Sostenía en el anterior artículo que las escuelas psicoterapéuticas deben desaparecer. Expuse una razón: los terapeutas elegimos una corriente no porque sea más eficaz, científica o potente sino porque coincide con nuestra cosmovisión e ideas preconcebidas de la naturaleza humana. Y la mantenemos no porque veamos que funciona sino porque nos permite explorar nuestra identidad cómoda y ampliamente, marcando los límites del territorio que nos atreveremos a indagar.
Esto concuerda con uno de los resultados más sorprendentes y enigmáticos de la investigación en eficacia: la capacidad de los terapeutas no va de la mano con sus años de formación. En otros términos, un terapeuta puede ser muy bueno con sólo dos o tres años y otro muy malo pese a diez años de estudio. Los cursos, talleres, seminarios, etc., que pueblan el mundo “psi” no mejoran per se la competencia de los interventores. Asimismo, éstos tienden a sobrevalorar su capacidad y a recordar selectivamente sólo los procesos terapéuticos exitosos.
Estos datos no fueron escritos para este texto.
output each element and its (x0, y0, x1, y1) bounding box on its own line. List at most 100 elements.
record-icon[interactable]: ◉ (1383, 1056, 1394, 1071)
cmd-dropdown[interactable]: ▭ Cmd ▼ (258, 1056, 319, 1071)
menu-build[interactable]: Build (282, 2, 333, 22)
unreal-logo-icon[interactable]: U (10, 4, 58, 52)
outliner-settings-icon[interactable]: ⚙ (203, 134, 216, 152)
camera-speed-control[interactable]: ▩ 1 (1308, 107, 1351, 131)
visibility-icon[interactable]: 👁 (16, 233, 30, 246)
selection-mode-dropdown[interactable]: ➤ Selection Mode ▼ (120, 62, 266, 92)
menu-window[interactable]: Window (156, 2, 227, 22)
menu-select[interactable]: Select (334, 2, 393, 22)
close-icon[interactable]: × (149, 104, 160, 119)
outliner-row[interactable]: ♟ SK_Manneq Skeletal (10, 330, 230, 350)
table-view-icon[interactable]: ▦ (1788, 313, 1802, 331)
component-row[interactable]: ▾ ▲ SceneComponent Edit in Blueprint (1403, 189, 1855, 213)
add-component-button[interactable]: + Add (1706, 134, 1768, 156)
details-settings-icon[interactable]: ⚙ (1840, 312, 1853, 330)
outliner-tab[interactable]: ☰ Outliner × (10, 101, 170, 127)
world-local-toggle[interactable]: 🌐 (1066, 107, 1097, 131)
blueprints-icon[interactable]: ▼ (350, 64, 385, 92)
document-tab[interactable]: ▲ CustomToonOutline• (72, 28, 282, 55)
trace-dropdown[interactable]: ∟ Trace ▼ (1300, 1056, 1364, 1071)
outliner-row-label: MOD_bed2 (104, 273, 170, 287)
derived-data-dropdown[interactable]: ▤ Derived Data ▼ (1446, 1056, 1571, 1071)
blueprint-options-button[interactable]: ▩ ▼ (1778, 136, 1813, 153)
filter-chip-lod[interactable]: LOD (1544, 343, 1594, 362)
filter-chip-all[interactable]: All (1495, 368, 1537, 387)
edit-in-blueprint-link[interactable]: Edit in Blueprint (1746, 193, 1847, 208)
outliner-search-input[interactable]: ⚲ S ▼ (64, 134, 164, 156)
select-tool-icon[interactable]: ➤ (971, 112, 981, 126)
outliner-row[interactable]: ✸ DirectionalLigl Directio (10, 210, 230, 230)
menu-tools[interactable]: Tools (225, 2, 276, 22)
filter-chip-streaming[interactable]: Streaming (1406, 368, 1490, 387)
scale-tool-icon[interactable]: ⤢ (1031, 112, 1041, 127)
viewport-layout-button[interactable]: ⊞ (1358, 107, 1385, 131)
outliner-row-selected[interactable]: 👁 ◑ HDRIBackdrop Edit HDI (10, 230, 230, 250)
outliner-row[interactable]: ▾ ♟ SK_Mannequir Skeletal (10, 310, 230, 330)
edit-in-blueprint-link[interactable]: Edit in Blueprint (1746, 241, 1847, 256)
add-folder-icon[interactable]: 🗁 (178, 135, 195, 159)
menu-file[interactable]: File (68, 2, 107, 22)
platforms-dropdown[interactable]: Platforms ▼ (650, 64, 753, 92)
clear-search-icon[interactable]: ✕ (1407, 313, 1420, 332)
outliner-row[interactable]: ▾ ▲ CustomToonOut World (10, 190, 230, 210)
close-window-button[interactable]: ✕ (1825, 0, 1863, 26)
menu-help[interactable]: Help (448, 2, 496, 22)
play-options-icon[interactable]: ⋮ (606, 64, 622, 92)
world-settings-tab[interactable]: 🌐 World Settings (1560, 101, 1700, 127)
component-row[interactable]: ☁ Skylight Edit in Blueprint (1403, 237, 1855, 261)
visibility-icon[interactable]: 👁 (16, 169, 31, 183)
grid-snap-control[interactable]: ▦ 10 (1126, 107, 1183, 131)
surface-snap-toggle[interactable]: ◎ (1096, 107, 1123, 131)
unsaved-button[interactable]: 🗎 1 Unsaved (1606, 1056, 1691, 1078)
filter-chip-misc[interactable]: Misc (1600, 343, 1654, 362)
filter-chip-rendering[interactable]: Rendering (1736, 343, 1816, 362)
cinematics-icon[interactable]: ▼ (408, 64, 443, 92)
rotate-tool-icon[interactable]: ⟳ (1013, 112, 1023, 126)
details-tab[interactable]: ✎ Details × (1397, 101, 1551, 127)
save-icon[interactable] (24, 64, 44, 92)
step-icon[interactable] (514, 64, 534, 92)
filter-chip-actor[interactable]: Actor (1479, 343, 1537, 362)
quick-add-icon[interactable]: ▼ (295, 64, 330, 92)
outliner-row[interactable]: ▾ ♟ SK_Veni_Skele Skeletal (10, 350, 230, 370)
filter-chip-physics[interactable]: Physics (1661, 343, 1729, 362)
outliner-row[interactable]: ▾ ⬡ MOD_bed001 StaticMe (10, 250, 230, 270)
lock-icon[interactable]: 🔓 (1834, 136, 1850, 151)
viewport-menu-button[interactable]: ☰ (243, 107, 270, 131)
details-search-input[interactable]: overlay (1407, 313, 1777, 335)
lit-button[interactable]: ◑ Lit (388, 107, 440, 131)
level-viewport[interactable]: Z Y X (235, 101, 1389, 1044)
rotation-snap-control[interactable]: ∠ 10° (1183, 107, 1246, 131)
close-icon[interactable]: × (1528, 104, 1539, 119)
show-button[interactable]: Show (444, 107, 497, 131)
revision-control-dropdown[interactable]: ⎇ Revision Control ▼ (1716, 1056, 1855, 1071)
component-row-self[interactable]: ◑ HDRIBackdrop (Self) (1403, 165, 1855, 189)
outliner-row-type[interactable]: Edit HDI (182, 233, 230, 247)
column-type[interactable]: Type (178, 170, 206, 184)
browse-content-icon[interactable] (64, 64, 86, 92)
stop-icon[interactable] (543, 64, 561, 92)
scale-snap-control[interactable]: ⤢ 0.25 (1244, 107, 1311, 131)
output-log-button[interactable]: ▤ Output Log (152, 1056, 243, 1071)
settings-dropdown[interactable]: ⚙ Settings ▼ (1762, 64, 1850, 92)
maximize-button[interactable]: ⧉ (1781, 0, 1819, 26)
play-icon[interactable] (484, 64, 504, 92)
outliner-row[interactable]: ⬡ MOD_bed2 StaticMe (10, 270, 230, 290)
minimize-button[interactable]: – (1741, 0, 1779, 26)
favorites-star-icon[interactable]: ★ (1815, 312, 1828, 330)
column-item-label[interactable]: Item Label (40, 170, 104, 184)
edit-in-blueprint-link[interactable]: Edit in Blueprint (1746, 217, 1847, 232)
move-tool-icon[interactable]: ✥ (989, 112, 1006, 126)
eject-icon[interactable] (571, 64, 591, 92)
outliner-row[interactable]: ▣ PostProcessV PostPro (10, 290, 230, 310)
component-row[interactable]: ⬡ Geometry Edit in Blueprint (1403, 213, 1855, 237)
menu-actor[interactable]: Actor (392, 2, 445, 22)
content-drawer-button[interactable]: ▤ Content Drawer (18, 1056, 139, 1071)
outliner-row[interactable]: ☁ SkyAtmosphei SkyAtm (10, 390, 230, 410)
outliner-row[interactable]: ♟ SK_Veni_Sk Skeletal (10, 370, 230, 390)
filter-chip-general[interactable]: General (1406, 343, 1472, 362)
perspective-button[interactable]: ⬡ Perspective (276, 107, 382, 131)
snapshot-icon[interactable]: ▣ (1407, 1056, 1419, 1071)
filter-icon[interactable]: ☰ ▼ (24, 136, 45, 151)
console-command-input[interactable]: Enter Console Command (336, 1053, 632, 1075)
De modo que la defensa de las escuelas porque son “mejores”, “más científicas” o “más eficaces” cae en saco roto al constatar que no son ésas las razones por las que las defendemos en realidad.
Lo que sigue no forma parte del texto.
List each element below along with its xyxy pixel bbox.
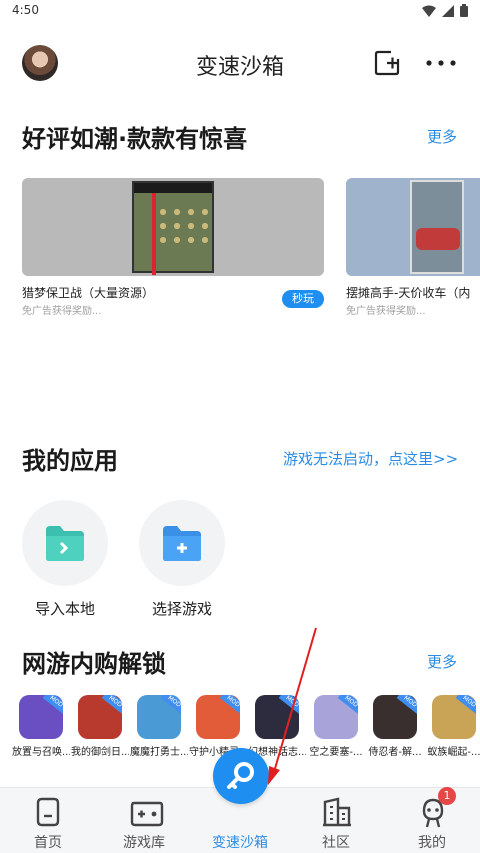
- nav-label-profile: 我的: [418, 835, 446, 851]
- battery-icon: [460, 4, 468, 17]
- my-apps-title: 我的应用: [22, 447, 118, 475]
- key-icon: [227, 762, 254, 789]
- game-card[interactable]: 猎梦保卫战（大量资源） 免广告获得奖励... 秒玩: [22, 178, 324, 318]
- game-screenshot: [410, 180, 464, 274]
- featured-card-row: 猎梦保卫战（大量资源） 免广告获得奖励... 秒玩 摆摊高手-天价收车（内 免广…: [22, 178, 480, 318]
- game-icon: MOD: [137, 695, 181, 739]
- building-icon: [323, 797, 351, 827]
- game-icon: MOD: [78, 695, 122, 739]
- folder-import-icon: [46, 526, 84, 561]
- status-icons: [422, 4, 468, 17]
- unlock-game-label: 空之要塞-...: [309, 747, 363, 758]
- nav-item-game-library[interactable]: 游戏库: [104, 788, 184, 853]
- game-thumbnail[interactable]: [22, 178, 324, 276]
- status-bar: 4:50: [0, 0, 480, 24]
- game-icon: MOD: [314, 695, 358, 739]
- featured-title: 好评如潮·款款有惊喜: [22, 125, 248, 153]
- unlock-game-label: 放置与召唤...: [12, 747, 70, 758]
- select-game-label: 选择游戏: [151, 600, 212, 618]
- nav-label-home: 首页: [34, 835, 62, 851]
- signal-icon: [442, 4, 454, 17]
- game-screenshot: [132, 181, 214, 275]
- game-card-name: 摆摊高手-天价收车（内: [346, 286, 471, 300]
- wifi-icon: [422, 5, 436, 17]
- home-icon: [36, 797, 60, 827]
- game-icon: MOD: [373, 695, 417, 739]
- speed-sandbox-button[interactable]: [213, 748, 269, 804]
- unlock-game-label: 蚁族崛起-...: [427, 747, 480, 758]
- nav-label-game-library: 游戏库: [123, 835, 165, 851]
- unlock-game-label: 魔魔打勇士...: [130, 747, 188, 758]
- unlock-game-item[interactable]: MOD 放置与召唤...: [12, 695, 70, 758]
- page-title: 变速沙箱: [195, 55, 284, 80]
- game-icon: MOD: [196, 695, 240, 739]
- unlock-more-link[interactable]: 更多: [427, 651, 457, 672]
- unlock-game-item[interactable]: MOD 蚁族崛起-...: [425, 695, 480, 758]
- import-local-label: 导入本地: [34, 600, 95, 618]
- launch-help-link[interactable]: 游戏无法启动，点这里>>: [283, 448, 458, 469]
- add-window-icon[interactable]: [374, 50, 400, 76]
- import-local-button[interactable]: [22, 500, 108, 586]
- game-card-subtitle: 免广告获得奖励...: [22, 306, 102, 317]
- nav-item-profile[interactable]: 我的: [392, 788, 472, 853]
- unlock-game-item[interactable]: MOD 魔魔打勇士...: [130, 695, 188, 758]
- nav-label-community: 社区: [322, 835, 350, 851]
- gamepad-icon: [130, 801, 164, 827]
- nav-item-home[interactable]: 首页: [8, 788, 88, 853]
- select-game-tile[interactable]: 选择游戏: [139, 500, 225, 619]
- game-thumbnail[interactable]: [346, 178, 480, 276]
- nav-item-community[interactable]: 社区: [296, 788, 376, 853]
- game-icon: MOD: [432, 695, 476, 739]
- instant-play-button[interactable]: 秒玩: [282, 290, 324, 308]
- featured-more-link[interactable]: 更多: [427, 126, 457, 147]
- more-icon[interactable]: [426, 60, 456, 66]
- game-card[interactable]: 摆摊高手-天价收车（内 免广告获得奖励...: [346, 178, 480, 318]
- game-card-subtitle: 免广告获得奖励...: [346, 306, 426, 317]
- game-icon: MOD: [19, 695, 63, 739]
- unlock-game-item[interactable]: MOD 侍忍者-解...: [366, 695, 424, 758]
- unlock-game-item[interactable]: MOD 我的御剑日...: [71, 695, 129, 758]
- nav-label-speed-sandbox: 变速沙箱: [212, 835, 268, 851]
- status-time: 4:50: [12, 3, 39, 17]
- unlock-title: 网游内购解锁: [22, 650, 166, 678]
- game-card-name: 猎梦保卫战（大量资源）: [22, 286, 155, 300]
- game-icon: MOD: [255, 695, 299, 739]
- import-local-tile[interactable]: 导入本地: [22, 500, 108, 619]
- select-game-button[interactable]: [139, 500, 225, 586]
- unlock-game-label: 侍忍者-解...: [368, 747, 422, 758]
- notification-badge: 1: [438, 787, 456, 805]
- unlock-game-label: 我的御剑日...: [71, 747, 129, 758]
- unlock-game-item[interactable]: MOD 空之要塞-...: [307, 695, 365, 758]
- folder-add-icon: [163, 526, 201, 561]
- app-header: 变速沙箱: [0, 24, 480, 100]
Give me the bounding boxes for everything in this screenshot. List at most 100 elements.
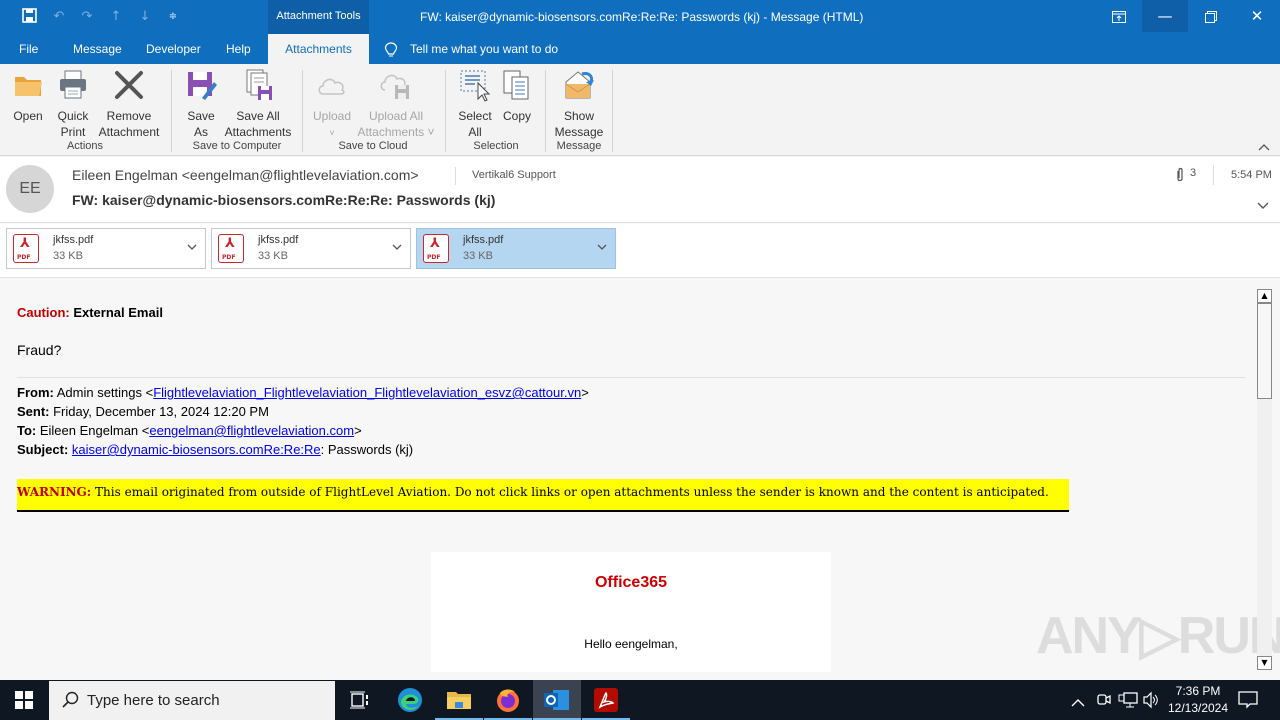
open-button[interactable]: Open — [8, 68, 48, 124]
acrobat-app[interactable] — [582, 680, 630, 720]
sender-avatar[interactable]: EE — [6, 165, 54, 213]
sender-name[interactable]: Eileen Engelman <eengelman@flightlevelav… — [72, 167, 419, 183]
tab-attachments[interactable]: Attachments — [268, 34, 369, 64]
cloud-icon — [318, 78, 345, 95]
scroll-thumb[interactable] — [1257, 303, 1272, 399]
tab-developer[interactable]: Developer — [146, 34, 201, 64]
file-explorer-app[interactable] — [435, 680, 483, 720]
save-as-button[interactable]: Save As — [182, 68, 220, 140]
system-clock[interactable]: 7:36 PM 12/13/2024 — [1158, 683, 1238, 717]
folder-icon — [447, 692, 471, 709]
edge-app[interactable] — [386, 680, 434, 720]
attachment-count: 3 — [1190, 167, 1197, 179]
upload-label: Upload — [312, 109, 352, 123]
scroll-down-button[interactable]: ▼ — [1257, 656, 1272, 670]
remove-attachment-button[interactable]: Remove Attachment — [96, 68, 162, 140]
ribbon-divider — [302, 70, 303, 152]
network-icon[interactable] — [1118, 691, 1138, 713]
save-as-label-1: Save — [187, 109, 215, 123]
redo-icon[interactable]: ↷ — [78, 8, 96, 26]
subject-line: Subject: kaiser@dynamic-biosensors.comRe… — [17, 442, 413, 457]
printer-icon — [60, 70, 86, 99]
save-icon[interactable] — [20, 8, 38, 26]
attachment-item[interactable]: ⅄ PDF jkfss.pdf 33 KB — [211, 228, 411, 269]
attachment-menu-chevron-icon[interactable] — [187, 240, 197, 253]
start-button[interactable] — [0, 680, 48, 720]
tab-help[interactable]: Help — [226, 34, 251, 64]
attachment-size: 33 KB — [258, 250, 288, 262]
forward-divider — [17, 377, 1245, 378]
message-subject: FW: kaiser@dynamic-biosensors.comRe:Re:R… — [72, 192, 496, 208]
clock-time: 7:36 PM — [1175, 684, 1221, 698]
save-as-label-2: As — [193, 125, 208, 139]
tab-message[interactable]: Message — [73, 34, 122, 64]
attachment-item[interactable]: ⅄ PDF jkfss.pdf 33 KB — [6, 228, 206, 269]
task-view-button[interactable] — [336, 680, 384, 720]
sent-label: Sent: — [17, 404, 50, 419]
body-scrollbar[interactable]: ▲ ▼ — [1257, 289, 1272, 670]
attachment-menu-chevron-icon[interactable] — [597, 240, 607, 253]
search-icon — [62, 691, 79, 708]
taskbar-search[interactable]: Type here to search — [49, 681, 335, 720]
upload-button[interactable]: Upload ˅ — [310, 68, 354, 141]
customize-quick-access-icon[interactable]: ≑ — [164, 8, 182, 26]
firefox-app[interactable] — [484, 680, 532, 720]
folder-icon — [15, 77, 42, 96]
edge-icon — [398, 688, 422, 712]
quick-print-button[interactable]: Quick Print — [52, 68, 94, 140]
search-placeholder: Type here to search — [87, 692, 220, 709]
from-label: From: — [17, 385, 54, 400]
from-name: Admin settings < — [53, 385, 154, 400]
taskbar: Type here to search 7:36 PM 12/13/2024 — [0, 680, 1280, 720]
next-item-icon[interactable]: ↓ — [136, 8, 154, 26]
title-bar: ↶ ↷ ↑ ↓ ≑ Attachment Tools FW: kaiser@dy… — [0, 0, 1280, 34]
meet-now-icon[interactable] — [1096, 691, 1112, 713]
remove-label-1: Remove — [106, 109, 152, 123]
tell-me-search[interactable]: Tell me what you want to do — [410, 34, 558, 64]
attachment-item-selected[interactable]: ⅄ PDF jkfss.pdf 33 KB — [416, 228, 616, 269]
close-button[interactable]: ✕ — [1234, 0, 1280, 32]
select-all-button[interactable]: Select All — [455, 68, 495, 140]
tab-file[interactable]: File — [19, 34, 38, 64]
to-line: To: Eileen Engelman <eengelman@flightlev… — [17, 423, 362, 438]
scroll-up-button[interactable]: ▲ — [1257, 289, 1272, 303]
from-email-link[interactable]: Flightlevelaviation_Flightlevelaviation_… — [153, 385, 581, 400]
ribbon-display-options-button[interactable] — [1096, 0, 1142, 32]
upload-all-label-2: Attachments ˅ — [357, 125, 435, 139]
restore-button[interactable] — [1188, 0, 1234, 32]
subject-rest: : Passwords (kj) — [320, 442, 414, 457]
save-all-label-2: Attachments — [224, 125, 292, 139]
paperclip-icon — [1175, 167, 1185, 187]
upload-all-attachments-button[interactable]: Upload All Attachments ˅ — [354, 68, 438, 140]
phishing-card: Office365 Hello eengelman, — [431, 552, 831, 672]
expand-header-chevron-icon[interactable] — [1257, 199, 1269, 213]
task-view-icon — [350, 691, 368, 709]
attachment-tools-context-label: Attachment Tools — [268, 0, 369, 34]
warning-label: WARNING: — [17, 485, 92, 499]
collapse-ribbon-icon[interactable] — [1258, 140, 1270, 154]
copy-button[interactable]: Copy — [499, 68, 535, 124]
remove-x-icon — [115, 71, 143, 99]
to-email-link[interactable]: eengelman@flightlevelaviation.com — [149, 423, 354, 438]
show-hidden-icons-chevron[interactable] — [1071, 693, 1085, 712]
sent-value: Friday, December 13, 2024 12:20 PM — [49, 404, 269, 419]
anyrun-watermark: ANY▷RUN — [1036, 607, 1280, 665]
from-line: From: Admin settings <Flightlevelaviatio… — [17, 385, 589, 400]
subject-email-link[interactable]: kaiser@dynamic-biosensors.comRe:Re:Re — [72, 442, 321, 457]
undo-icon[interactable]: ↶ — [50, 8, 68, 26]
save-all-icon — [246, 69, 272, 100]
select-all-icon — [460, 70, 491, 102]
attachment-name: jkfss.pdf — [258, 234, 299, 246]
attachment-menu-chevron-icon[interactable] — [392, 240, 402, 253]
outlook-app-active[interactable] — [533, 680, 581, 720]
previous-item-icon[interactable]: ↑ — [107, 8, 125, 26]
copy-label: Copy — [502, 109, 531, 123]
pdf-icon: ⅄ PDF — [13, 234, 39, 263]
recipient[interactable]: Vertikal6 Support — [472, 169, 556, 181]
show-message-button[interactable]: Show Message — [553, 68, 605, 140]
minimize-button[interactable]: — — [1142, 0, 1188, 32]
open-label: Open — [13, 109, 43, 123]
notifications-icon[interactable] — [1238, 691, 1258, 713]
save-all-attachments-button[interactable]: Save All Attachments — [222, 68, 294, 140]
ribbon: Open Quick Print Remove Attachment Actio… — [0, 64, 1280, 156]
La esperanza: el principio activo de toda psicoterapia eficaz
Pero hay más. En 1961, Jerome Frank publicó el que ya es un clásico en la historia de la psicoterapia: “Persuasion and Healing: a Comparative Study of Psychotherapy” (se puede descargar gratuitamente de aquí). Allí y en las sucesivas ediciones Frank sostiene que todas las psicoterapias comparten un trasfondo común. Las personas acuden a terapia desanimadas y con una serie de problemas, habitualmente depresión y ansiedad. Esto es, las personas vienen por la desmoralización causada por sus síntomas, no para aliviar los síntomas mismos. Por ende, Frank postula que la psicoterapia es eficaz porque trata directamente esta desmoralización y sólo indirectamente los síntomas que se originan en el supuesto trastorno subyacente. Y la trata porque la relación con el terapeuta está cargada de emociones y significado; el paciente se pone en sus manos y confía en que podrá ayudarlo, y el terapeuta le expone un mito que explica su malestar y una serie de rituales que propenden a eliminarlo. En suma, el principio activo de la terapia, dice Frank, es la esperanza. Y la esperanza, aunque más compatible con ciertas corrientes, no es exclusiva de ninguna de ellas; es un factor común.